Topic: Getting class instance with a placeholder


Tomas Skrivan (Oct 20 2020 at 16:15):

When class parameter is not marked as [inst : class_type] but as (inst : clas_type). Is there a way to use placeholder _ to fetch an instance of that class automatically.

An example, I want to define coinduced topology on a space X by a given function from reals. However, the topology on reals should be provided explicitly to the function coinduced curve "Topology on R". I was hoping that I can just write _, but this does not work:

import topology.instances.real

constants (X : Type)
def curve :   X := sorry

noncomputable def t1 : topological_space X := topological_space.coinduced curve _

Gives an error

/home/.../src/test.lean:6:80: error: don't know how to synthesize placeholder
context:
 topological_space 

It took me a long time to figure out how to get an instance manually

noncomputable def t2 : topological_space X := topological_space.coinduced curve real.metric_space.to_uniform_space.to_topological_space

I can write a simple helper function fetch_instance.
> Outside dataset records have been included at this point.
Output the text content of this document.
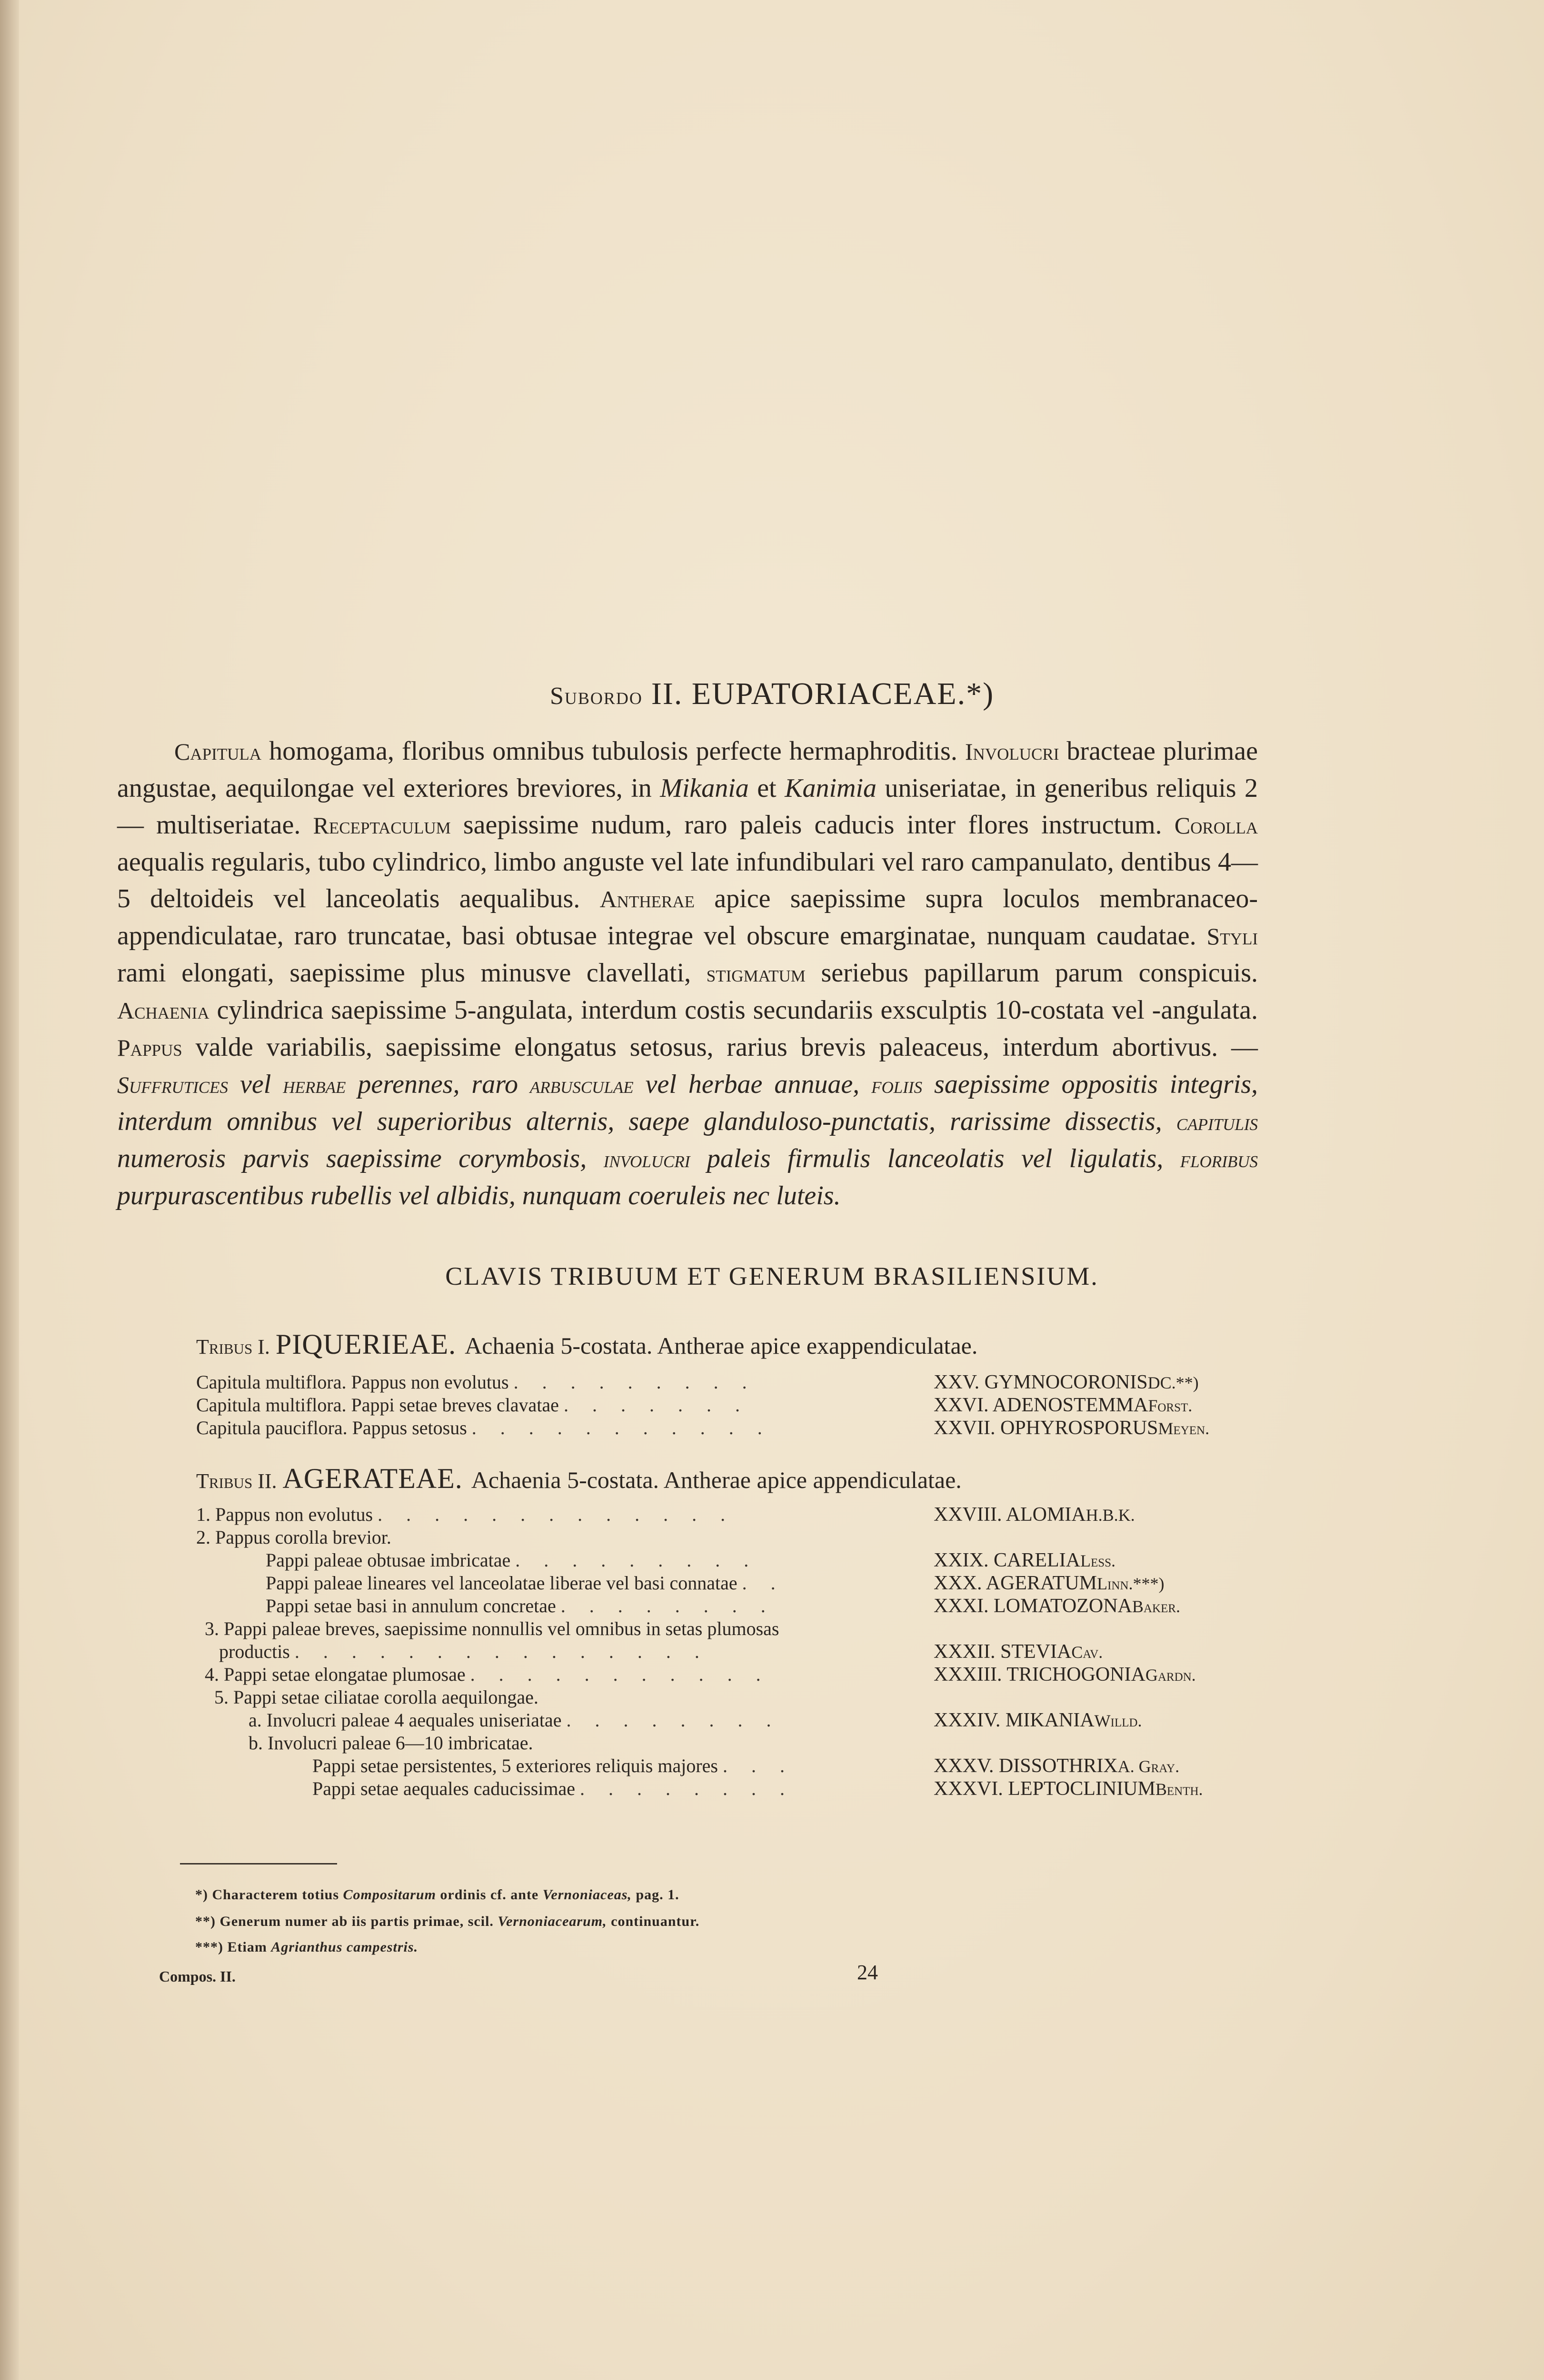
Subordo II. EUPATORIACEAE.*)
Capitula homogama, floribus omnibus tubulosis perfecte hermaphroditis. Involucri bracteae plurimae angustae, aequilongae vel exteriores breviores, in Mikania et Kanimia uniseriatae, in generibus reliquis 2 — multiseriatae. Receptaculum saepissime nudum, raro paleis caducis inter flores instructum. Corolla aequalis regularis, tubo cylindrico, limbo anguste vel late infundibulari vel raro campanulato, dentibus 4—5 deltoideis vel lanceolatis aequalibus. Antherae apice saepissime supra loculos membranaceo-appendiculatae, raro truncatae, basi obtusae integrae vel obscure emarginatae, nunquam caudatae. Styli rami elongati, saepissime plus minusve clavellati, stigmatum seriebus papillarum parum conspicuis. Achaenia cylindrica saepissime 5-angulata, interdum costis secundariis exsculptis 10-costata vel -angulata. Pappus valde variabilis, saepissime elongatus setosus, rarius brevis paleaceus, interdum abortivus. — Suffrutices vel herbae perennes, raro arbusculae vel herbae annuae, foliis saepissime oppositis integris, interdum omnibus vel superioribus alternis, saepe glanduloso-punctatis, rarissime dissectis, capitulis numerosis parvis saepissime corymbosis, involucri paleis firmulis lanceolatis vel ligulatis, floribus purpurascentibus rubellis vel albidis, nunquam coeruleis nec luteis.
CLAVIS TRIBUUM ET GENERUM BRASILIENSIUM.
Tribus I. PIQUERIEAE. Achaenia 5-costata. Antherae apice exappendiculatae.
Capitula multiflora. Pappus non evolutus . . . . . . . . .	XXV. GYMNOCORONIS DC. **)
Capitula multiflora. Pappi setae breves clavatae . . . . . . .	XXVI. ADENOSTEMMA Forst.
Capitula pauciflora. Pappus setosus . . . . . . . . . . .	XXVII. OPHYROSPORUS Meyen.
Tribus II. AGERATEAE. Achaenia 5-costata. Antherae apice appendiculatae.
1. Pappus non evolutus . . . . . . . . . . . . .	XXVIII. ALOMIA H.B.K.
2. Pappus corolla brevior.
Pappi paleae obtusae imbricatae . . . . . . . . .	XXIX. CARELIA Less.
Pappi paleae lineares vel lanceolatae liberae vel basi connatae . .	XXX. AGERATUM Linn. ***)
Pappi setae basi in annulum concretae . . . . . . . .	XXXI. LOMATOZONA Baker.
3. Pappi paleae breves, saepissime nonnullis vel omnibus in setas plumosas
productis . . . . . . . . . . . . . . .	XXXII. STEVIA Cav.
4. Pappi setae elongatae plumosae . . . . . . . . . . .	XXXIII. TRICHOGONIA Gardn.
5. Pappi setae ciliatae corolla aequilongae.
a. Involucri paleae 4 aequales uniseriatae . . . . . . . .	XXXIV. MIKANIA Willd.
b. Involucri paleae 6—10 imbricatae.
Pappi setae persistentes, 5 exteriores reliquis majores . . .	XXXV. DISSOTHRIX A. Gray.
Pappi setae aequales caducissimae . . . . . . . .	XXXVI. LEPTOCLINIUM Benth.
*) Characterem totius Compositarum ordinis cf. ante Vernoniaceas, pag. 1.
**) Generum numer ab iis partis primae, scil. Vernoniacearum, continuantur.
***) Etiam Agrianthus campestris.
Compos. II.	24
def fetch_instance {cls : Type} [t : cls] := t
noncomputable def t3 : topological_space X := topological_space.coinduced curve fetch_instance

What is the standard way to do this?

Reid Barton (Oct 20 2020 at 16:17):

(by apply_instance) should work in place of the _

Eric Wieser (Oct 20 2020 at 16:19):

Your fetch_instance is exactly docs#infer_instance

Reid Barton (Oct 20 2020 at 16:19):

src#infer_instance is also defined with the same definition as your fetch_instance, but I think it's disfavored for some reason.

Tomas Skrivan (Oct 20 2020 at 16:21):

Is there a fundamental problem with using _ instead of infer_instance? It would be quite intuitive.